We’re growing more lonely by the day. This, at least, is what the experts would have you believe, with earnest cries of a “health epidemic” engulfing us through the darkness of our digital screens. Our increasingly freelance coffeeshop-dwelling careers and our relationships orchestrated by the algorithm of choice both contribute to increasing social isolation. I can get yet more nihilistic, if you please; loneliness may well be a killer.  

It was this bleak outlook of modern society that drove journalist and James Beard Award-nominated writer Julia Bainbridge to launch The Lonely Hour, a podcast delving into the role loneliness plays in our lives.  

“I was a single woman living in New York looking for partnership and not finding it, and that made me lonely, and so many of my friends were experiencing it too, and that made me lonely for us all,” she said. “The show isn’t ‘The Sad Single Girl Show,’ but that was what inspired me to take action.”

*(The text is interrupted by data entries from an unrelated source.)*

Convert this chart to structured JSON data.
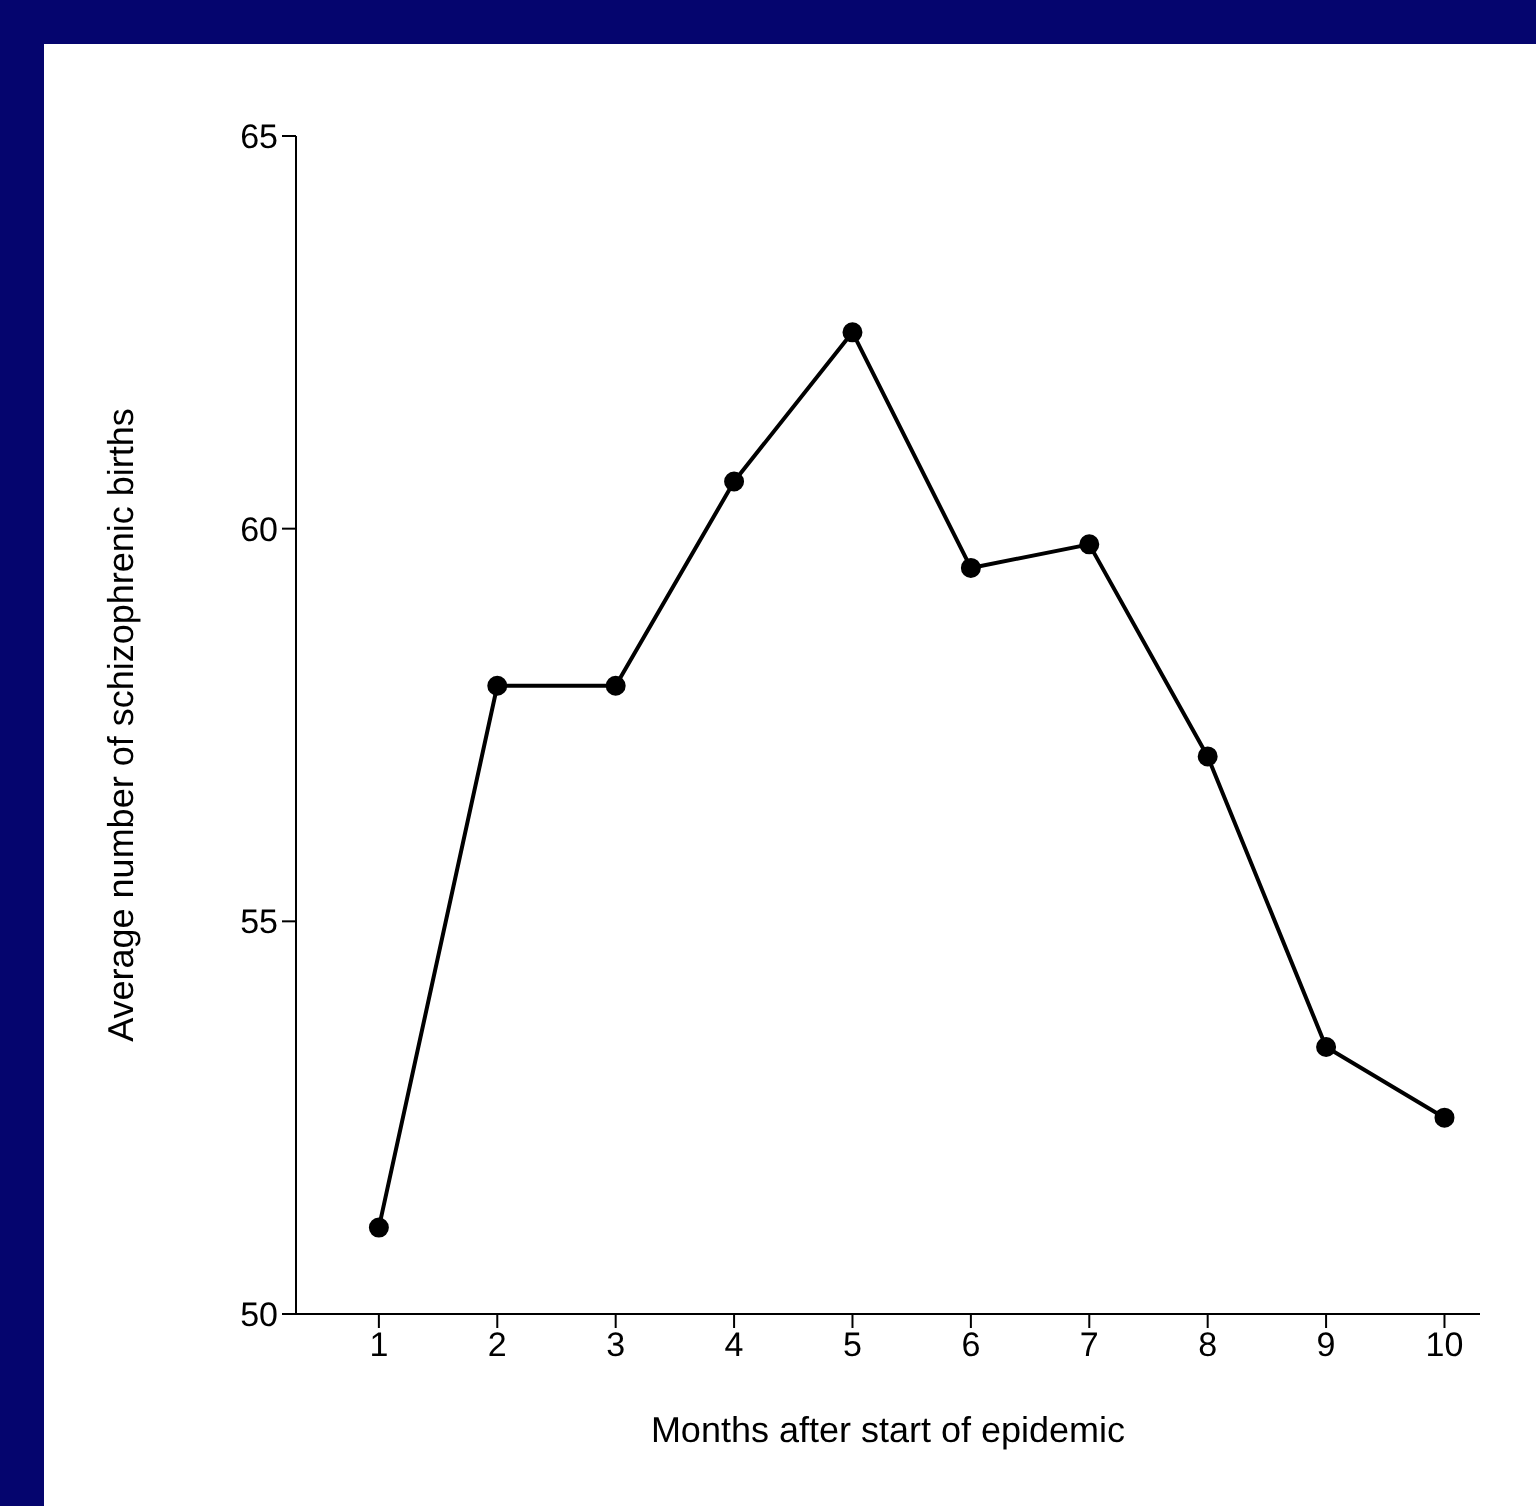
{
  "chart_data": {
    "type": "line",
    "xlabel": "Months after start of epidemic",
    "ylabel": "Average number of schizophrenic births",
    "x": [
      1,
      2,
      3,
      4,
      5,
      6,
      7,
      8,
      9,
      10
    ],
    "series": [
      {
        "color": "#000000",
        "values": [
          51.1,
          58.0,
          58.0,
          60.6,
          62.5,
          59.5,
          59.8,
          57.1,
          53.4,
          52.5
        ]
      }
    ],
    "xlim": [
      0.3,
      10.3
    ],
    "xticks": [
      1,
      2,
      3,
      4,
      5,
      6,
      7,
      8,
      9,
      10
    ],
    "ylim": [
      50,
      65
    ],
    "yticks": [
      50,
      55,
      60,
      65
    ],
    "marker": "circle",
    "line_style": "solid"
  }
}
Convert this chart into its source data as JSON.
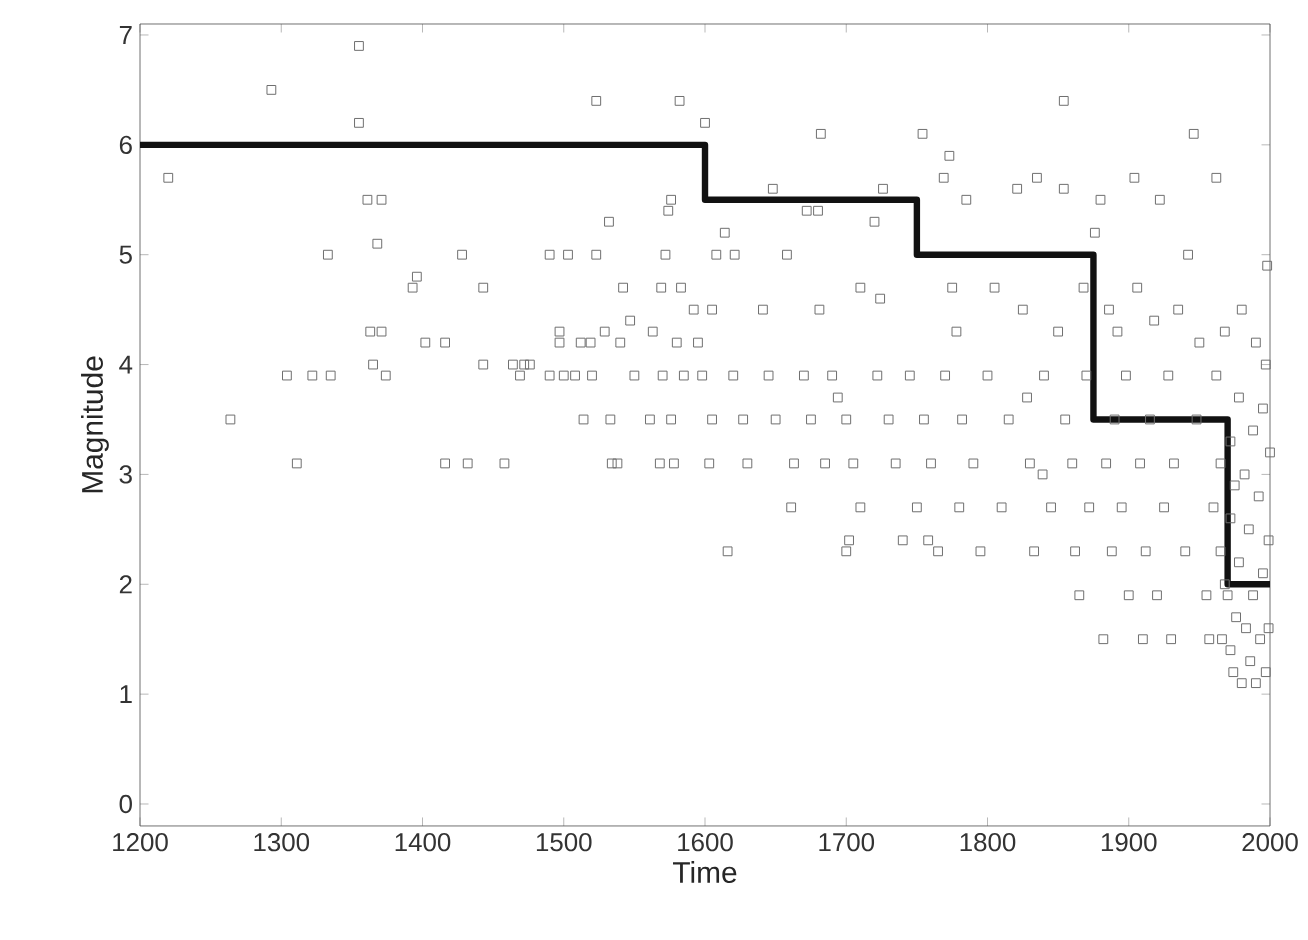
{
  "chart_data": {
    "type": "scatter",
    "xlabel": "Time",
    "ylabel": "Magnitude",
    "xlim": [
      1200,
      2000
    ],
    "xticks": [
      1200,
      1300,
      1400,
      1500,
      1600,
      1700,
      1800,
      1900,
      2000
    ],
    "ylim": [
      -0.2,
      7.1
    ],
    "yticks": [
      0,
      1,
      2,
      3,
      4,
      5,
      6,
      7
    ],
    "grid": false,
    "series": [
      {
        "marker": "square",
        "color": "#6e6e6e",
        "x": [
          1220,
          1264,
          1293,
          1304,
          1311,
          1322,
          1333,
          1335,
          1355,
          1355,
          1361,
          1363,
          1365,
          1368,
          1371,
          1371,
          1374,
          1393,
          1396,
          1402,
          1416,
          1416,
          1428,
          1432,
          1443,
          1443,
          1458,
          1464,
          1469,
          1472,
          1476,
          1490,
          1490,
          1497,
          1497,
          1500,
          1503,
          1508,
          1512,
          1514,
          1519,
          1520,
          1523,
          1523,
          1529,
          1532,
          1533,
          1534,
          1538,
          1540,
          1542,
          1547,
          1550,
          1561,
          1563,
          1568,
          1569,
          1570,
          1572,
          1574,
          1576,
          1576,
          1578,
          1580,
          1582,
          1583,
          1585,
          1592,
          1595,
          1598,
          1600,
          1603,
          1605,
          1605,
          1608,
          1614,
          1616,
          1620,
          1621,
          1627,
          1630,
          1641,
          1645,
          1648,
          1650,
          1658,
          1661,
          1663,
          1670,
          1672,
          1675,
          1680,
          1681,
          1682,
          1685,
          1690,
          1694,
          1700,
          1700,
          1702,
          1705,
          1710,
          1710,
          1720,
          1722,
          1724,
          1726,
          1730,
          1735,
          1740,
          1745,
          1750,
          1754,
          1755,
          1758,
          1760,
          1765,
          1769,
          1770,
          1773,
          1775,
          1778,
          1780,
          1782,
          1785,
          1790,
          1795,
          1800,
          1805,
          1810,
          1815,
          1821,
          1825,
          1828,
          1830,
          1833,
          1835,
          1839,
          1840,
          1845,
          1850,
          1854,
          1854,
          1855,
          1860,
          1862,
          1865,
          1868,
          1870,
          1872,
          1876,
          1880,
          1882,
          1884,
          1886,
          1888,
          1890,
          1892,
          1895,
          1898,
          1900,
          1904,
          1906,
          1908,
          1910,
          1912,
          1915,
          1918,
          1920,
          1922,
          1925,
          1928,
          1930,
          1932,
          1935,
          1940,
          1942,
          1946,
          1948,
          1950,
          1955,
          1957,
          1960,
          1962,
          1962,
          1965,
          1965,
          1966,
          1968,
          1968,
          1970,
          1972,
          1972,
          1972,
          1974,
          1975,
          1976,
          1978,
          1978,
          1980,
          1980,
          1982,
          1983,
          1985,
          1986,
          1988,
          1988,
          1990,
          1990,
          1992,
          1993,
          1995,
          1995,
          1997,
          1997,
          1998,
          1999,
          1999,
          2000
        ],
        "values": [
          5.7,
          3.5,
          6.5,
          3.9,
          3.1,
          3.9,
          5.0,
          3.9,
          6.9,
          6.2,
          5.5,
          4.3,
          4.0,
          5.1,
          5.5,
          4.3,
          3.9,
          4.7,
          4.8,
          4.2,
          4.2,
          3.1,
          5.0,
          3.1,
          4.7,
          4.0,
          3.1,
          4.0,
          3.9,
          4.0,
          4.0,
          5.0,
          3.9,
          4.3,
          4.2,
          3.9,
          5.0,
          3.9,
          4.2,
          3.5,
          4.2,
          3.9,
          6.4,
          5.0,
          4.3,
          5.3,
          3.5,
          3.1,
          3.1,
          4.2,
          4.7,
          4.4,
          3.9,
          3.5,
          4.3,
          3.1,
          4.7,
          3.9,
          5.0,
          5.4,
          5.5,
          3.5,
          3.1,
          4.2,
          6.4,
          4.7,
          3.9,
          4.5,
          4.2,
          3.9,
          6.2,
          3.1,
          4.5,
          3.5,
          5.0,
          5.2,
          2.3,
          3.9,
          5.0,
          3.5,
          3.1,
          4.5,
          3.9,
          5.6,
          3.5,
          5.0,
          2.7,
          3.1,
          3.9,
          5.4,
          3.5,
          5.4,
          4.5,
          6.1,
          3.1,
          3.9,
          3.7,
          3.5,
          2.3,
          2.4,
          3.1,
          4.7,
          2.7,
          5.3,
          3.9,
          4.6,
          5.6,
          3.5,
          3.1,
          2.4,
          3.9,
          2.7,
          6.1,
          3.5,
          2.4,
          3.1,
          2.3,
          5.7,
          3.9,
          5.9,
          4.7,
          4.3,
          2.7,
          3.5,
          5.5,
          3.1,
          2.3,
          3.9,
          4.7,
          2.7,
          3.5,
          5.6,
          4.5,
          3.7,
          3.1,
          2.3,
          5.7,
          3.0,
          3.9,
          2.7,
          4.3,
          6.4,
          5.6,
          3.5,
          3.1,
          2.3,
          1.9,
          4.7,
          3.9,
          2.7,
          5.2,
          5.5,
          1.5,
          3.1,
          4.5,
          2.3,
          3.5,
          4.3,
          2.7,
          3.9,
          1.9,
          5.7,
          4.7,
          3.1,
          1.5,
          2.3,
          3.5,
          4.4,
          1.9,
          5.5,
          2.7,
          3.9,
          1.5,
          3.1,
          4.5,
          2.3,
          5.0,
          6.1,
          3.5,
          4.2,
          1.9,
          1.5,
          2.7,
          5.7,
          3.9,
          2.3,
          3.1,
          1.5,
          4.3,
          2.0,
          1.9,
          3.3,
          2.6,
          1.4,
          1.2,
          2.9,
          1.7,
          3.7,
          2.2,
          1.1,
          4.5,
          3.0,
          1.6,
          2.5,
          1.3,
          3.4,
          1.9,
          4.2,
          1.1,
          2.8,
          1.5,
          3.6,
          2.1,
          1.2,
          4.0,
          4.9,
          2.4,
          1.6,
          3.2
        ]
      },
      {
        "type": "step",
        "color": "#111111",
        "x": [
          1200,
          1600,
          1750,
          1875,
          1970,
          2000
        ],
        "values": [
          6,
          5.5,
          5,
          3.5,
          2,
          2
        ]
      }
    ]
  }
}
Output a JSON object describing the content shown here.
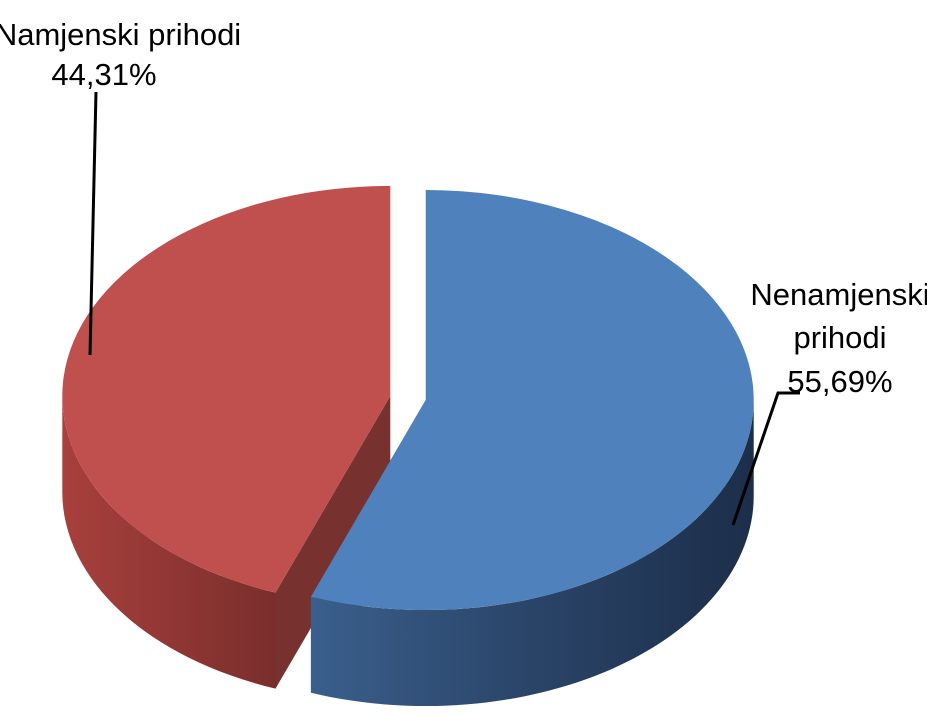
{
  "chart_data": {
    "type": "pie",
    "style": "3d-exploded",
    "slices": [
      {
        "label": "Namjenski prihodi",
        "value": 44.31,
        "value_label": "44,31%",
        "color": "#C0504D"
      },
      {
        "label": "Nenamjenski prihodi",
        "value": 55.69,
        "value_label": "55,69%",
        "color": "#4F81BD"
      }
    ]
  },
  "labels": {
    "red_name": "Namjenski prihodi",
    "red_value": "44,31%",
    "blue_name_line1": "Nenamjenski",
    "blue_name_line2": "prihodi",
    "blue_value": "55,69%"
  }
}
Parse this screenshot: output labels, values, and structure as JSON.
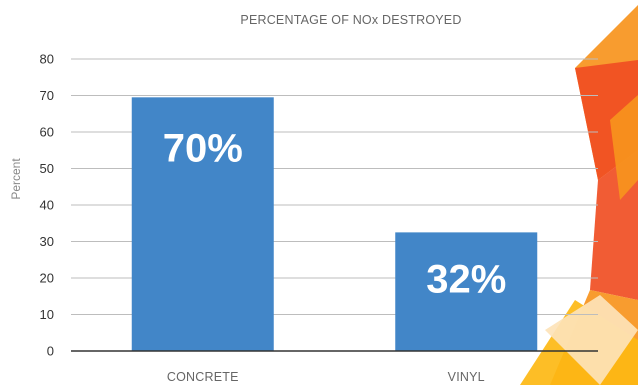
{
  "chart_data": {
    "type": "bar",
    "title": "PERCENTAGE OF NOx DESTROYED",
    "xlabel": "",
    "ylabel": "Percent",
    "categories": [
      "CONCRETE",
      "VINYL"
    ],
    "values": [
      69.5,
      32.5
    ],
    "data_labels": [
      "70%",
      "32%"
    ],
    "ylim": [
      0,
      80
    ],
    "yticks": [
      0,
      10,
      20,
      30,
      40,
      50,
      60,
      70,
      80
    ],
    "grid": true,
    "legend": "none",
    "bar_color": "#4286c8"
  },
  "decoration": {
    "accent_colors": [
      "#f04e23",
      "#f7941d",
      "#fdb913",
      "#fde3b8"
    ]
  }
}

Each episode features guests ranging from chefs to comedians sharing their experience with loneliness. The quietly poignant conversations range from Abandon Me author Melissa Febos discussing the loneliness of addiction to artist and graphic designer George McCalman on experiencing racism within the predominantly white graphic design industry. Julia seeks loneliness in unexpected places (the resentments of new motherhood, for instance) and also unearths the upside of lonely times, such as the inspiration found through solo travel.

“I’m cataloging people’s experiences with loneliness,” she explained, talking from Atlanta where she recently left her role as food editor of Atlanta Magazine to focus on the podcast. “This show is not about chronically lonely people; it’s about how loneliness expresses itself in all people.”

The podcast began two years ago but is even more relevant now that we seem to have reached peak loneliness. In January, the British government announced the appointment of the brilliantly titled Minister for Loneliness, to help the British people cope with what Prime Minister Theresa May referred to as “the sad reality of modern life.” In America, the percentage of adults who say they’re lonely has doubled from 20 to 40 percent since the 1980s. The association between loneliness and depression seems self-evident, but more surprising is its proven link to cancer, heart disease, dementia, and diabetes. According to Vivek Murthy, the former United States surgeon general, loneliness will take as many years from your life as smoking 15 cigarettes a day.

When asked if she thinks a minister for loneliness might help matters, Bainbridge stresses she is no expert. She refers to herself instead as a “shepherd of the conversation,” and she is an unlikely shepherd at that. Vivacious, whip-smart, and charmingly brazen, not to mention a successful writer and editor, she is not someone an outside observer would peg as lonely. But she is, and she admits to it, something many of us are loathe to do. Part of the intimate pleasure of the show is the implied personal journey she is on to better understand her feelings of isolation, inviting us to do the same with our own.

Bainbridge cautions that the dramatic language lately employed in the press isn’t helpful with our more quotidian feelings of solitude. Part of the challenge in understanding the extent of loneliness’ impact is the complicated and often contradictory data. In the words of a 2014 study out of the University of Chicago by John T. Cacioppo and Stephanie Cacioppo, “loneliness refers to the perception that one’s social relationships are inadequate in light of one’s preferences for social involvement.” Social media exacerbates this correlation creating a falsely inflated perception of social involvement amongst our online communities, leaving our IRL experience inevitably wanting.

“Mental health, social media, it’s all interconnected, and we have such high expectations of what our lives should be,” said Bainbridge. “What I’ve learned from reader feedback is talking about loneliness makes people feel less lonely. Someone wrote to me recently saying it’s intensely comforting to know I’m not alone in my loneliness.”